Home Laporan Khusus Ahok, Pertamina, dan Rekayasa

Ahok, Pertamina, dan Rekayasa

Basuki Tjahaja Purnama (Ahok) menduga ada affair Pertamina dan Rekayasa Industri di proyek pengembangan kilang Balikpapan. Kemenangan Rekind di tender proyek pabrik produksi olefin, kilang TPPI juga dipersoalkan. Rencana Pertamina mengakuisisi Rekayasa, masih ditolak Ahok.


Pernyataan Basuki Tjahaja Purnama atau kerap disapa Ahok, kembali menohok. Dalam diskusi virtual bertajuk, Dari Manggar ke Medan Merdeka: Satu (Setengah) Jam Bersama BTP, 8 September lalu, Komisaris Utama PT Pertamina (Persero) itu mengungkap banyak persoalan di tubuh Pertamina. Dari tumpukan utang, molornya pembangunan kilang pengolahan minyak, hingga aksi titip-menitip jabatan direksi dan komisaris Pertamina.

Tak kalah telak, di acara organisasi tim sukses Joko Widodo tersebut, Ahok juga menyinggung konstruski kilang Balikpapan. Ahok mengungkap, awalnya pimpinan kontraktor joint operation, yang membangun proyek Refinery Development Master Plan (RDMP) Balikpapan adalah SK Engineering & Construction Co., Ltd. (SKEC), perusahaan asal Korea Selatan.

Belakangan, peran SKEC digantikan oleh PT Rekayasa Industri (Rekind). Ahok mempertanyakan kelayakan dan kemampuan Rekind memimpin pembangunan kilang Balikpapan. “Bagaimana Anda bisa, lelang yang menangnya Korea, SK (SKEC) yang bangun, diubah-ubah yang lead sekarang Rekind,” kata Ahok ke moderator acara.
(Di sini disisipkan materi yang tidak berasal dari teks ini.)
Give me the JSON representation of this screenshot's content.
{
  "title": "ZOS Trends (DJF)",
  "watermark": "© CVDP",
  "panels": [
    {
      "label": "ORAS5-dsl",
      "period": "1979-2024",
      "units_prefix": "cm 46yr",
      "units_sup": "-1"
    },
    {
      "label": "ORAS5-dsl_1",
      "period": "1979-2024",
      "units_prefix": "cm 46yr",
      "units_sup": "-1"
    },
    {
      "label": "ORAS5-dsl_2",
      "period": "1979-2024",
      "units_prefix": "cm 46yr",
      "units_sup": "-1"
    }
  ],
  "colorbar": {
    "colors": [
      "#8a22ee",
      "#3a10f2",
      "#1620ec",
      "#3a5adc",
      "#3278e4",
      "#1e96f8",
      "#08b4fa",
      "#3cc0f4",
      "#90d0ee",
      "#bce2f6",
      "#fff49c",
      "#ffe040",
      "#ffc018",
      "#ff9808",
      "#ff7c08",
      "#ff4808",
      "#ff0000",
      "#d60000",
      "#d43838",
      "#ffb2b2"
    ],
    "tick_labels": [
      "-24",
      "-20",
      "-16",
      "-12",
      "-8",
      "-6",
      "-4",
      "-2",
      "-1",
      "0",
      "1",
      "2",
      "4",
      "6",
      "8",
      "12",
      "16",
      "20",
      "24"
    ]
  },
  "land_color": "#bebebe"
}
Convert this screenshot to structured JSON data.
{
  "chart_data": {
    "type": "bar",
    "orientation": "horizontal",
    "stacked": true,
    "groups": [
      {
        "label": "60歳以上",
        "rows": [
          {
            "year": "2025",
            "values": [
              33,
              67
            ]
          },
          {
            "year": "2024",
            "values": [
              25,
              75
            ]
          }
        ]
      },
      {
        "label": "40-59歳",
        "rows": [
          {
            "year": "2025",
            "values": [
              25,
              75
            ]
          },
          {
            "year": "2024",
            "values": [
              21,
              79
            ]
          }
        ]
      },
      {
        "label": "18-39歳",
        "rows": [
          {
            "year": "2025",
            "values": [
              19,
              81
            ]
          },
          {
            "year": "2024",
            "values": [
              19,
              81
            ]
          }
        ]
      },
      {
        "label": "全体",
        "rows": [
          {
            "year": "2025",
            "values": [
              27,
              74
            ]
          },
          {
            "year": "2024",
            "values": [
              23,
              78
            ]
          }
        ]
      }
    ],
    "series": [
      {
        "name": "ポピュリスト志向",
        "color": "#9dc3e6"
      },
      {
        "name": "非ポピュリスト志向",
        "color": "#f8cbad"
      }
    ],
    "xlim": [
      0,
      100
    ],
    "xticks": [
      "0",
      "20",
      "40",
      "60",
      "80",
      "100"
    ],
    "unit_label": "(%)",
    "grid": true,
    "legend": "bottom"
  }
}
Pihak Pertamina mengklaim, progres kilang Balikpapan hingga Agustus 2020, yaitu 19%. Penugasan pembangunan kilang sendiri, sudah diberikan sejak 2016 oleh Kementerian ESDM. “Bangun kilang itu kan ibarat Anda punya mobil Formula One (F-1), mana boleh pakai pengemudi gokar. Yang pengemudi F-2 saja enggak boleh bawa F-1 kok,” ujar Ahok.

Selain kilang Balikpapan, dugaan kejanggalan tender lainnya terjadi di proyek pengembangan kilang Trans-Pacific Petrochemical Indotama (TPPI). Di kilang ini, Pertamina memenangkan konsorsium Rekind dan Jo Hyundai Enginering untuk membangun fasilitas Olefin Complex Development Project (OCDP) atau pabrik produksi olefin.

Sementara itu, baik Rekind maupun Hyundai tidak memiliki pengalaman membangun pabrik olefin. Padahal di dokumen tender proyek disyaratkan, pemenang harus memiliki pengalaman membangun pabrik olefin cracker dengan kapasitas minimal 500 kilo ton per annum (KTA).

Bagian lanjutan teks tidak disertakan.